Southern Illinois University is studying the use of cannabis in ovarian cancer

SIU researcher Dr. Dale “Buck” Buchanan, who is also a professor of physiology at the university, is a founding member of the Cannabis Science Center. “We established the Cannabis Science Center in … December 2018, when it was removed from the controlled substance lists and the use of industrial aid was legalized nationwide,” Buchanan said in an interview with SIU’s college newspaper, The Daily Egyptian. “Since then there has been an amazing explosion.”

Buchanan explained that he has been interested in cannabis’ ability to treat cancer since the passage of the 2018 Farm Bill. “The vast majority of ovarian cancer research is focused on prolonging what we call ‘progression-free survival,'” he added. “So it seems misguided to me that the focus of research is on this incremental extension of life… so we’re really interested in prevention.”

Although rodents are the easiest to study, Buchanan notes that there is a similarity between chickens and ovarian cancer. “But the chicken is kind of counterintuitive. It gets the same ovarian cancer that women get. Females give live birth and hens lay eggs, but the ovaries are remarkably similar and what makes them so similar is the number of lifetime ovulations.”

In his observations, he has found that omega-3 acids contain natural anti-inflammatory proteins that help heal scar tissue that develops during ovulation and ultimately reduce cancerous tissue growth. “As a result, there’s a 70 percent reduction in the severity of cancer and a 30 percent reduction in incidence, and all we did was add flax to their diets,” he said. “But we don’t know anything about how it works, so that’s our job.”

This finding has prompted researchers like PhD student Didas Roy to study how the body’s endocannabinoid system, specifically receptor 1, works. “So in the endocannabinoid system, cannabinoids are made in our bodies… and they bind to specific receptors, one and two,” Roy said. “So two isn’t expressed as much in the ovary, but receptor one is abundant there, and it seems like the expression of these receptors increases in cancer.”

In particular, Roy is currently focusing on the Transforming Growth Factor ß (TGF-ß) protein present in the ovaries and the endocannabinoid system. “We know that TGF-ß is also involved in cancer, so we’re trying to see how the two are related, who controls who, and how they contribute to ovarian cancer,” Roy added. “TGF-ß is a family of many, many receptors and ligands, so I’m trying to look at them all.”

According to the American Cancer Society, approximately 19,880 women will be diagnosed with ovarian cancer in their lifetime [in 2022], and about 12,810 women will die from the condition.
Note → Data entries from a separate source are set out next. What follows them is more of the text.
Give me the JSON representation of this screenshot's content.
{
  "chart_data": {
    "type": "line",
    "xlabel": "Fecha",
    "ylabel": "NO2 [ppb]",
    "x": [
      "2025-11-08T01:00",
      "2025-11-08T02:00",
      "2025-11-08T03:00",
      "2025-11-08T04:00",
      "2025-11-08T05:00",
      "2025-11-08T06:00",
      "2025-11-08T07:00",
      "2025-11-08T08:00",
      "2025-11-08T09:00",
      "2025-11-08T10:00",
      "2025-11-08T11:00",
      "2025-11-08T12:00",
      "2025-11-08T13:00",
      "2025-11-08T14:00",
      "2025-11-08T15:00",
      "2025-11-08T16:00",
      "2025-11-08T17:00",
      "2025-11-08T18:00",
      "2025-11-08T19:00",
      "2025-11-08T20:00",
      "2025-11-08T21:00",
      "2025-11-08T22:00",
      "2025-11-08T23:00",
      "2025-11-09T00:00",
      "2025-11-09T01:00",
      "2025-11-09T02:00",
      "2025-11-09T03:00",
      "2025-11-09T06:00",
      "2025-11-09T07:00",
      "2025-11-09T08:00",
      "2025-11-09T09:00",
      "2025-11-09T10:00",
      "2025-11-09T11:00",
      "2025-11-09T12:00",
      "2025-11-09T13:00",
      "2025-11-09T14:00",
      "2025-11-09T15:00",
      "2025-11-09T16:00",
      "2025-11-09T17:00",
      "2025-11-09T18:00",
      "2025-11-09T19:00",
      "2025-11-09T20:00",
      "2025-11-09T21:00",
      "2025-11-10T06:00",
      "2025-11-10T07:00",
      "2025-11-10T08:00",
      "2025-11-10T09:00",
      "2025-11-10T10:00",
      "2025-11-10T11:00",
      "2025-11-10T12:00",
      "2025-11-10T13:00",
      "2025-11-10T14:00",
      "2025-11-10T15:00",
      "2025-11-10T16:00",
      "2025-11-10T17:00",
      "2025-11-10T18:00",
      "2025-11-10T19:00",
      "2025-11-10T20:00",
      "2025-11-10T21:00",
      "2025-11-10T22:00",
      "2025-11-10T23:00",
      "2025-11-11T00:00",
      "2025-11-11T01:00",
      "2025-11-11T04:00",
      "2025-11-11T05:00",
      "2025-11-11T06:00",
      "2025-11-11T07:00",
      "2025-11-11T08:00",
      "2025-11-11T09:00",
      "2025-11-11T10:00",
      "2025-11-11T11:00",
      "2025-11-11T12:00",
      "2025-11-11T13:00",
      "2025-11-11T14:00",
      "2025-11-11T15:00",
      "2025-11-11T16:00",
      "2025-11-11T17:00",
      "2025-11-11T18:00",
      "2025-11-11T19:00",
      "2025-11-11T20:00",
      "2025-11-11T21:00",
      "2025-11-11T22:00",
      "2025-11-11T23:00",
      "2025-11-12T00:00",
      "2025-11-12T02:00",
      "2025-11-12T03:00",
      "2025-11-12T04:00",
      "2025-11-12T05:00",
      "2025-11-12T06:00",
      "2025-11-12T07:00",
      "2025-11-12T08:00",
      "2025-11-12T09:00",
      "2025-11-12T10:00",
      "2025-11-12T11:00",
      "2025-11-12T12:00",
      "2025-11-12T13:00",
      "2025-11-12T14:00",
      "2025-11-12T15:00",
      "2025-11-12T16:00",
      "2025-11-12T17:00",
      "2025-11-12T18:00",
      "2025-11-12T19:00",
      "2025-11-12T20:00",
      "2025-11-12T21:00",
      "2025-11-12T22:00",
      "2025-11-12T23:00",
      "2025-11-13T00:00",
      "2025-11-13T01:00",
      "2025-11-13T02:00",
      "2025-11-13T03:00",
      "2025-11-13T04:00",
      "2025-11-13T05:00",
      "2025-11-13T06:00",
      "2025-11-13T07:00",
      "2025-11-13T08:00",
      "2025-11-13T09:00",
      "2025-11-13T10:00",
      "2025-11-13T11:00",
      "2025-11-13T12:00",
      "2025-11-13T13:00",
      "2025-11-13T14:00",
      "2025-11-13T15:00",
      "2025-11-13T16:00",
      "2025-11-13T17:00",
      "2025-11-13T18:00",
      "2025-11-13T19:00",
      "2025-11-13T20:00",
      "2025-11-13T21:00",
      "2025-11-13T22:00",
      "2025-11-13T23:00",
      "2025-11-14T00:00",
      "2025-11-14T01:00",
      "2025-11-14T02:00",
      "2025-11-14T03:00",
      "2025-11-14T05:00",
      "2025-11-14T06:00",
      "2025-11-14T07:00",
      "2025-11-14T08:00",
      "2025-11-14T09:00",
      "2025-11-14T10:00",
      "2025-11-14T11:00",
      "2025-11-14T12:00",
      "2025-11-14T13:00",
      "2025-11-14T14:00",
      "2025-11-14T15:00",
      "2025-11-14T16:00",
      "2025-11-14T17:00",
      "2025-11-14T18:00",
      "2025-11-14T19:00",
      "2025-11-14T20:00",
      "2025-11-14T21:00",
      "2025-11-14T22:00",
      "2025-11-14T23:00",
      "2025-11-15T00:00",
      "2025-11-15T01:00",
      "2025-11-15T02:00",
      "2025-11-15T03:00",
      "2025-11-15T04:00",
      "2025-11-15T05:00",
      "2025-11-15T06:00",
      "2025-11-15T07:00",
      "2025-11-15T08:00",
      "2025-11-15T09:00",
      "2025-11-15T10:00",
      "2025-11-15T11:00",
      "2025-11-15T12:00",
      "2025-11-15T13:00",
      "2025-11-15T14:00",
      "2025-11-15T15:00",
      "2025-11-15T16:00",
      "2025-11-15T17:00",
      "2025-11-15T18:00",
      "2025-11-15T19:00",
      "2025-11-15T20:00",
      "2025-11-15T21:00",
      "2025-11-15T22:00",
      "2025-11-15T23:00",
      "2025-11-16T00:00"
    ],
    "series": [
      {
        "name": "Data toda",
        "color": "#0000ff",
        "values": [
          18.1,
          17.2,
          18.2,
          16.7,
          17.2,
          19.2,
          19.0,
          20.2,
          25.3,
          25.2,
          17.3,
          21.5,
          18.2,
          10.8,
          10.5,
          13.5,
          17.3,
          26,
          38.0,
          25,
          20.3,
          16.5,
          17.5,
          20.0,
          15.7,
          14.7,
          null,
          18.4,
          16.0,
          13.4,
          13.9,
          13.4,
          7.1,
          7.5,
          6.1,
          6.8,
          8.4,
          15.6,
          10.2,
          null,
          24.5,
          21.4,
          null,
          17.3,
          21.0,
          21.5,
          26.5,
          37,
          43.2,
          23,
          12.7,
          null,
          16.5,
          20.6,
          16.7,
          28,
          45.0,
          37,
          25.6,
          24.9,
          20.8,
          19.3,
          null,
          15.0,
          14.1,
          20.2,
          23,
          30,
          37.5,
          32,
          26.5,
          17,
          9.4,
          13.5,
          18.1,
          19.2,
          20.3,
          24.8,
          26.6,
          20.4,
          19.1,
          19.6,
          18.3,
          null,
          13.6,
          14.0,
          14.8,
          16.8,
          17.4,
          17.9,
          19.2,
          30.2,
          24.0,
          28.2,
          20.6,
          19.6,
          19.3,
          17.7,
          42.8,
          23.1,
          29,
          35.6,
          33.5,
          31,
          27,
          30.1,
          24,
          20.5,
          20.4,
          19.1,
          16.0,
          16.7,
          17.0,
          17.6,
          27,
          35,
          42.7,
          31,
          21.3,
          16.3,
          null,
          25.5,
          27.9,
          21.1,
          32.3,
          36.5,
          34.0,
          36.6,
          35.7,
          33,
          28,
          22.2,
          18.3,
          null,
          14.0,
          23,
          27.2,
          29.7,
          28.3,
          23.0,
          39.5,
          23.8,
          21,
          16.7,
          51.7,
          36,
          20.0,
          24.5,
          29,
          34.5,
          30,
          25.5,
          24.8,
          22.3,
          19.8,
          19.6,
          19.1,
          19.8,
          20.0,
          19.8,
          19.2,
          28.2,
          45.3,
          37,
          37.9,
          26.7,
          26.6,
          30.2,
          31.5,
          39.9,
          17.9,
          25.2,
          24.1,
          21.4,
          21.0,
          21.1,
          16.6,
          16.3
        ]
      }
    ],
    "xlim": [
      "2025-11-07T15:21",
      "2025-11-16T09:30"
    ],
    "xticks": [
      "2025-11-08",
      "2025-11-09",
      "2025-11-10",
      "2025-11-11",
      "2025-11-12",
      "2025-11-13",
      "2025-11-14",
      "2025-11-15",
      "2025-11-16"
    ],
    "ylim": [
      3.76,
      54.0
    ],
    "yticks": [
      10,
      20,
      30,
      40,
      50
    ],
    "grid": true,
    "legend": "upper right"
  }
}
More waves of research are being conducted to further explore how cannabis can alleviate suffering and potentially even save lives. In August 2019, a study examined the effectiveness of CBD for treating low-grade ovarian cancer. In September 2022, a study found that cannabis’ cancer-fighting properties could help patients fight ovarian cancer and chemotherapy resistance.

There is a growing source of studies identifying cannabis as a beneficial treatment for many types of cancer as well. A study published in August 2022 shows that cannabis users are less likely to develop common liver cancer, or hepatocellular carcinoma (HCC), which affects approximately 25,000 men and 11,000 women annually in the US (and kills approximately 19,000 men and 9,000 women each year). . Another study shows how cannabis can benefit cancer patients by managing pain and reducing their addiction to opiates, which were responsible for more than 923,000 US deaths in 2020.